What could be the first, and long-awaited, U.S. offshore wind energy project is one step closer to a reality with an additional investor. PensionDanmark, the largest labor market pension fund in Denmark, has pledged to invest $200 million (roughly 1.1 billion Danish krone), conditional upon the project obtaining its full financing needs and beginning construction by year’s end.
A quick recap: Cape Wind, to be sited on the Horseshoe Shoal in Nantucket Sound, has been in the works for more than a decade. It’s fully permitted by 17 federal and state agencies and has a 25-year commercial lease from the U.S. Department of Interior. The overall plan calls for 130 turbines (Siemens 3.6-MW units) with nameplate capacity of 468 MW, but actual output will be more like 420 MW given various factors such as line loss, turbine maintenance, and intermittency — “that’s what we would expect to deliver, tying into the grid at full production,” noted Cape Wind spokesperson Mark Rodgers. Construction is hoped to finally begin by the end of this year, likely making Cape Wind the U.S.’ first offshore wind project.
Phase One of Cape Wind will target 101 turbines, only enough to cover the terms of its 15-year power purchase agreements (PPA) with National Grid and NSTAR, the state’s two largest electric utilities. There’s a parallel effort to get an offtaker to sell power for the remaining 29 turbines in Cape Wind’s plans, and the expectation is that funding will come in while the first stage is being completed.
In anticipation of anticipated offshore wind projects along the Northeast U.S. coast, New Bedford, MA has been building out a terminal specifically to be future hub for offshore wind farm business. Clearly that would include Cape Wind — but the project’s official staging area for now is in Quonset Point, Rhode Island and changing that would require new regulatory reviews and approvals.
Rodgers wouldn’t say how much Cape Wind’s projected costs are — “we regard capital cost as proprietary” — but industry watchers estimate it at $2 billion or more, so there’s a long way to go. Rodgers wouldn’t comment on progress in bringing in other financiers except to say more will be announced over the next few months. Back in March Cape Wind brought in the Bank of Tokyo/Mitsubishi UFJ to arrange debt financing; Rodgers did say that BTMU will be the largest provider of the project’s commercial debt financing and bring in the remainder of it.

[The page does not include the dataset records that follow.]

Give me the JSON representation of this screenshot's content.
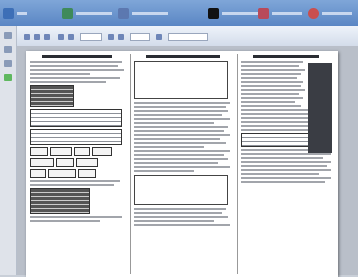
{
  "window": {
    "title": "",
    "taskbar_items": [
      {
        "icon": "app-icon",
        "color": "#3d6fb7",
        "label": ""
      },
      {
        "icon": "app-icon",
        "color": "#3f8a5a",
        "label": ""
      },
      {
        "icon": "app-icon",
        "color": "#5c78b0",
        "label": ""
      },
      {
        "icon": "app-icon",
        "color": "#111111",
        "label": ""
      },
      {
        "icon": "app-icon",
        "color": "#b84a5a",
        "label": ""
      },
      {
        "icon": "app-icon",
        "color": "#c94f4f",
        "label": ""
      }
    ]
  },
  "toolbar": {
    "zoom_value": "",
    "page_value": "",
    "search_placeholder": ""
  },
  "document": {
    "columns": [
      {
        "heading": ""
      },
      {
        "heading": ""
      },
      {
        "heading": ""
      }
    ]
  },
  "colors": {
    "taskbar": "#6a93cc",
    "toolbar": "#e3e9f3",
    "rail_accent": "#5fb85f"
  }
}
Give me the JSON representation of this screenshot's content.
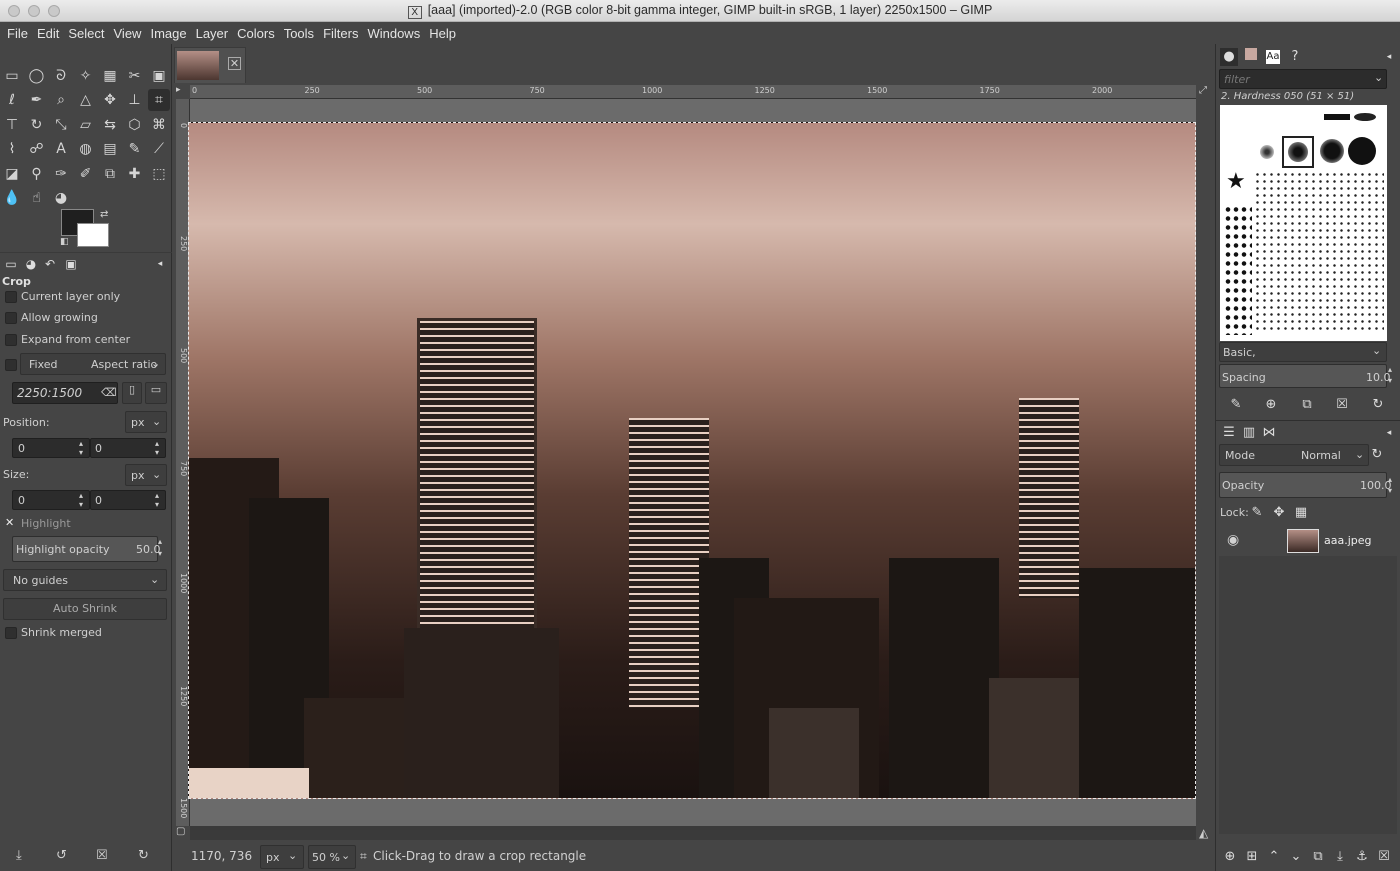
{
  "window": {
    "title": "[aaa] (imported)-2.0 (RGB color 8-bit gamma integer, GIMP built-in sRGB, 1 layer) 2250x1500 – GIMP",
    "x11_badge": "X"
  },
  "menubar": [
    "File",
    "Edit",
    "Select",
    "View",
    "Image",
    "Layer",
    "Colors",
    "Tools",
    "Filters",
    "Windows",
    "Help"
  ],
  "toolbox": {
    "tools": [
      {
        "name": "rect-select",
        "glyph": "▭"
      },
      {
        "name": "ellipse-select",
        "glyph": "◯"
      },
      {
        "name": "free-select",
        "glyph": "ᘐ"
      },
      {
        "name": "fuzzy-select",
        "glyph": "✧"
      },
      {
        "name": "by-color-select",
        "glyph": "▦"
      },
      {
        "name": "scissors-select",
        "glyph": "✂"
      },
      {
        "name": "foreground-select",
        "glyph": "▣"
      },
      {
        "name": "paths",
        "glyph": "ℓ"
      },
      {
        "name": "color-picker",
        "glyph": "✒"
      },
      {
        "name": "zoom",
        "glyph": "⌕"
      },
      {
        "name": "measure",
        "glyph": "△"
      },
      {
        "name": "move",
        "glyph": "✥"
      },
      {
        "name": "align",
        "glyph": "⊥"
      },
      {
        "name": "crop",
        "glyph": "⌗"
      },
      {
        "name": "unified-transform",
        "glyph": "⊤"
      },
      {
        "name": "rotate",
        "glyph": "↻"
      },
      {
        "name": "scale",
        "glyph": "⤡"
      },
      {
        "name": "shear",
        "glyph": "▱"
      },
      {
        "name": "flip",
        "glyph": "⇆"
      },
      {
        "name": "perspective",
        "glyph": "⬡"
      },
      {
        "name": "cage",
        "glyph": "⌘"
      },
      {
        "name": "warp",
        "glyph": "⌇"
      },
      {
        "name": "handle-transform",
        "glyph": "☍"
      },
      {
        "name": "text",
        "glyph": "A"
      },
      {
        "name": "bucket-fill",
        "glyph": "◍"
      },
      {
        "name": "gradient",
        "glyph": "▤"
      },
      {
        "name": "pencil",
        "glyph": "✎"
      },
      {
        "name": "paintbrush",
        "glyph": "⟋"
      },
      {
        "name": "eraser",
        "glyph": "◪"
      },
      {
        "name": "airbrush",
        "glyph": "⚲"
      },
      {
        "name": "ink",
        "glyph": "✑"
      },
      {
        "name": "mypaint-brush",
        "glyph": "✐"
      },
      {
        "name": "clone",
        "glyph": "⧉"
      },
      {
        "name": "heal",
        "glyph": "✚"
      },
      {
        "name": "perspective-clone",
        "glyph": "⬚"
      },
      {
        "name": "blur",
        "glyph": "💧"
      },
      {
        "name": "smudge",
        "glyph": "☝"
      },
      {
        "name": "dodge-burn",
        "glyph": "◕"
      }
    ],
    "fg_color": "#1f1f1f",
    "bg_color": "#ffffff"
  },
  "tool_options": {
    "title": "Crop",
    "current_layer_only": "Current layer only",
    "allow_growing": "Allow growing",
    "expand_from_center": "Expand from center",
    "fixed": "Fixed",
    "aspect_ratio": "Aspect ratio",
    "ratio_value": "2250:1500",
    "position_label": "Position:",
    "position_unit": "px",
    "position_x": "0",
    "position_y": "0",
    "size_label": "Size:",
    "size_unit": "px",
    "size_w": "0",
    "size_h": "0",
    "highlight": "Highlight",
    "highlight_opacity_label": "Highlight opacity",
    "highlight_opacity_value": "50.0",
    "guides": "No guides",
    "auto_shrink": "Auto Shrink",
    "shrink_merged": "Shrink merged"
  },
  "canvas": {
    "ruler_h": [
      "0",
      "250",
      "500",
      "750",
      "1000",
      "1250",
      "1500",
      "1750",
      "2000"
    ],
    "ruler_v": [
      "0",
      "250",
      "500",
      "750",
      "1000",
      "1250",
      "1500"
    ],
    "photo_colors": {
      "sky_top": "#b58a80",
      "sky_mid": "#d6b9ad",
      "city": "#5a3d33",
      "dark": "#1a1210"
    }
  },
  "statusbar": {
    "coords": "1170, 736",
    "unit": "px",
    "zoom": "50 %",
    "message": "Click-Drag to draw a crop rectangle"
  },
  "brushes": {
    "filter_placeholder": "filter",
    "selected_brush": "2. Hardness 050 (51 × 51)",
    "tag": "Basic,",
    "spacing_label": "Spacing",
    "spacing_value": "10.0"
  },
  "layers": {
    "mode_label": "Mode",
    "mode_value": "Normal",
    "opacity_label": "Opacity",
    "opacity_value": "100.0",
    "lock_label": "Lock:",
    "items": [
      {
        "name": "aaa.jpeg"
      }
    ]
  }
}
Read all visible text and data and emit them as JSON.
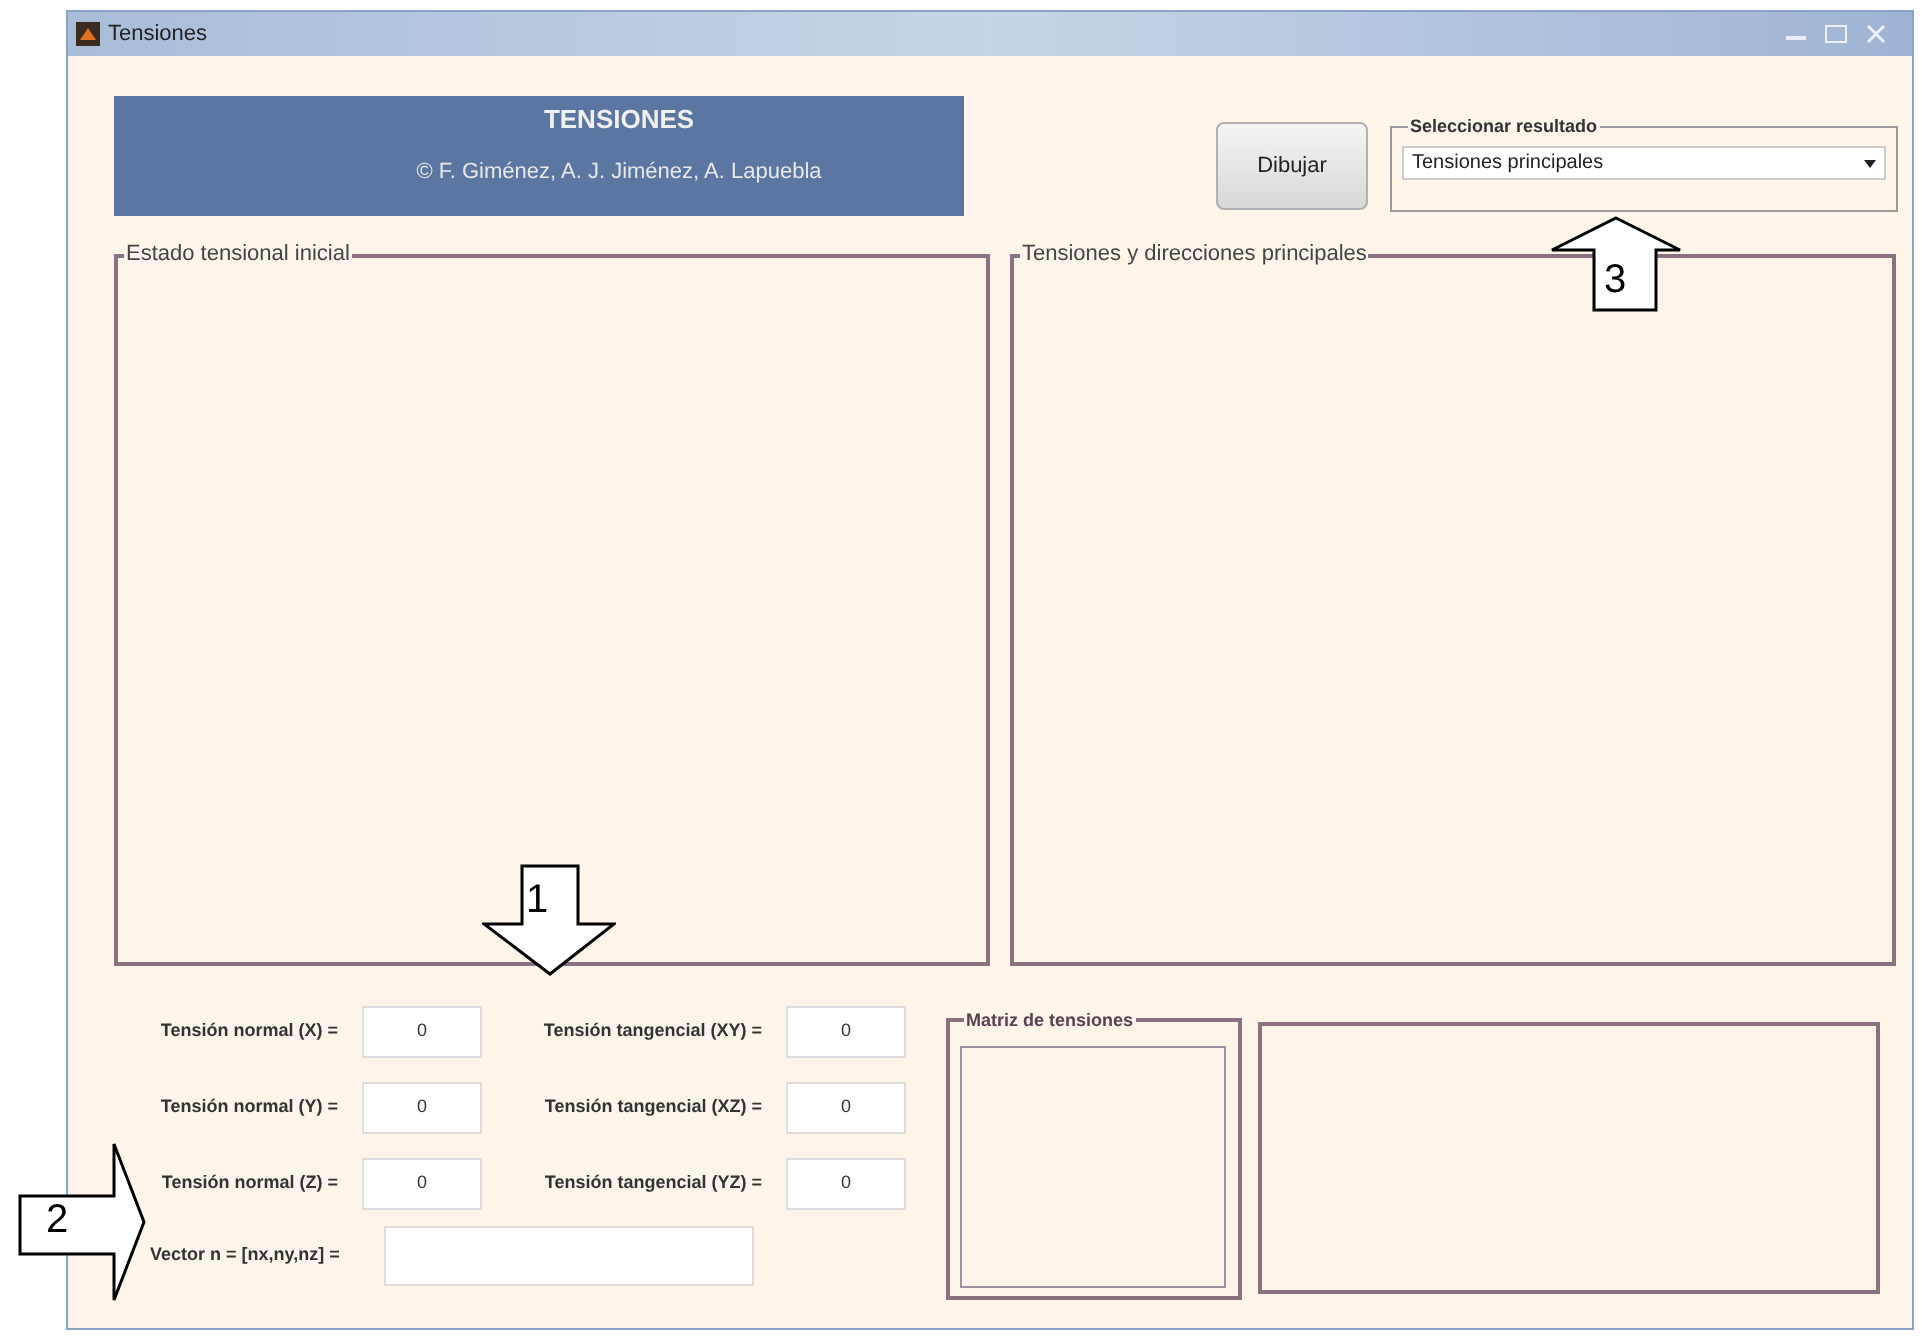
{
  "window": {
    "title": "Tensiones"
  },
  "header": {
    "title": "TENSIONES",
    "credits": "© F. Giménez, A. J. Jiménez, A. Lapuebla"
  },
  "draw_button": {
    "label": "Dibujar"
  },
  "result_select": {
    "group_label": "Seleccionar resultado",
    "value": "Tensiones principales"
  },
  "panels": [
    {
      "title": "Estado tensional inicial"
    },
    {
      "title": "Tensiones y direcciones principales"
    }
  ],
  "normal_inputs": [
    {
      "label": "Tensión normal (X) =",
      "value": "0"
    },
    {
      "label": "Tensión normal (Y) =",
      "value": "0"
    },
    {
      "label": "Tensión normal (Z) =",
      "value": "0"
    }
  ],
  "shear_inputs": [
    {
      "label": "Tensión tangencial (XY) =",
      "value": "0"
    },
    {
      "label": "Tensión tangencial (XZ) =",
      "value": "0"
    },
    {
      "label": "Tensión tangencial (YZ) =",
      "value": "0"
    }
  ],
  "vector_input": {
    "label": "Vector n = [nx,ny,nz] ="
  },
  "matrix_group": {
    "title": "Matriz de tensiones"
  },
  "callouts": [
    {
      "number": "1",
      "kind": "down"
    },
    {
      "number": "2",
      "kind": "right"
    },
    {
      "number": "3",
      "kind": "up"
    }
  ]
}
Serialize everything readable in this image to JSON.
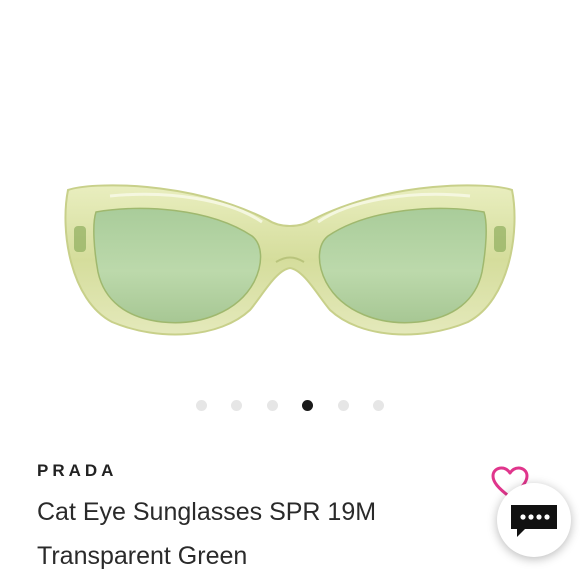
{
  "product": {
    "brand": "PRADA",
    "title_line1": "Cat Eye Sunglasses SPR 19M",
    "title_line2": "Transparent Green"
  },
  "carousel": {
    "dot_count": 6,
    "active_index": 3
  },
  "icons": {
    "like": "heart-icon",
    "chat": "chat-bubble-icon"
  },
  "colors": {
    "like_accent": "#e0358c",
    "dot_active": "#1a1a1a",
    "dot_inactive": "#e6e6e6",
    "chat_icon": "#111111"
  }
}
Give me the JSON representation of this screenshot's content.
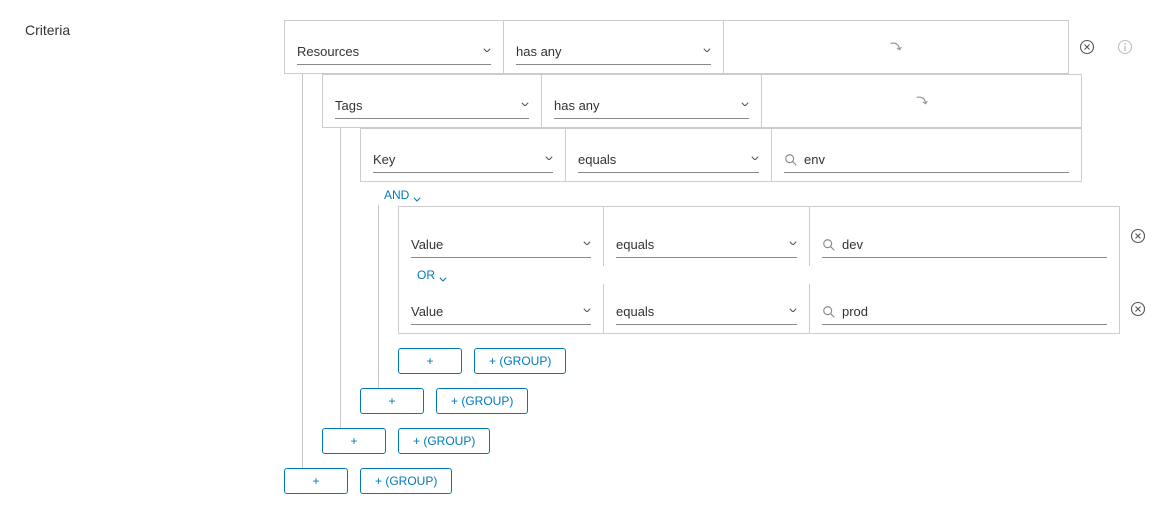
{
  "side_label": "Criteria",
  "connectors": {
    "and": "AND",
    "or": "OR"
  },
  "buttons": {
    "add": "+",
    "add_group": "+ (GROUP)"
  },
  "l0": {
    "subject": "Resources",
    "op": "has any"
  },
  "l1": {
    "subject": "Tags",
    "op": "has any"
  },
  "l2": {
    "subject": "Key",
    "op": "equals",
    "value": "env"
  },
  "l3a": {
    "subject": "Value",
    "op": "equals",
    "value": "dev"
  },
  "l3b": {
    "subject": "Value",
    "op": "equals",
    "value": "prod"
  }
}
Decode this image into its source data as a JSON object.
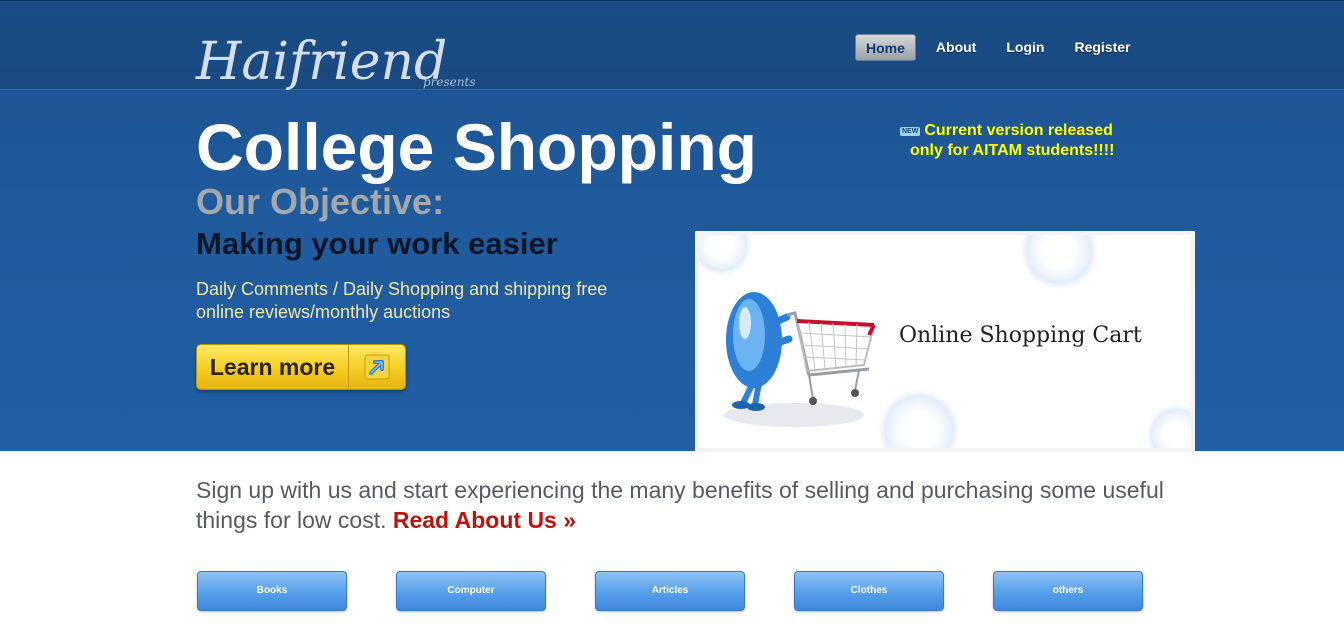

For its part, PensionDanmark is no stranger to infrastructure investments and especially wind energy. Among its more than DKK 6 billion (US $885 million) in infrastructure investments are the Danish offshore wind farms Nysted and Anholt and three U.S. wind farms in Texas and Pennsylvania. “At a time when bond yields are very low, this is expected to be an attractive investment opportunity for us,” stated PensionDanmark CEO Torben Möger Pedersen. (In fact he pointed out similarities between the Anholt and Cape Wind investments.) It expects to invest another DKK 12 billion ($1.6 billion) in infrastructure assets over the next 4-5 years, half of which will be invested by the same fund, Copenhagen Infrastructure Partners’ Copenhagen Infrastructure I.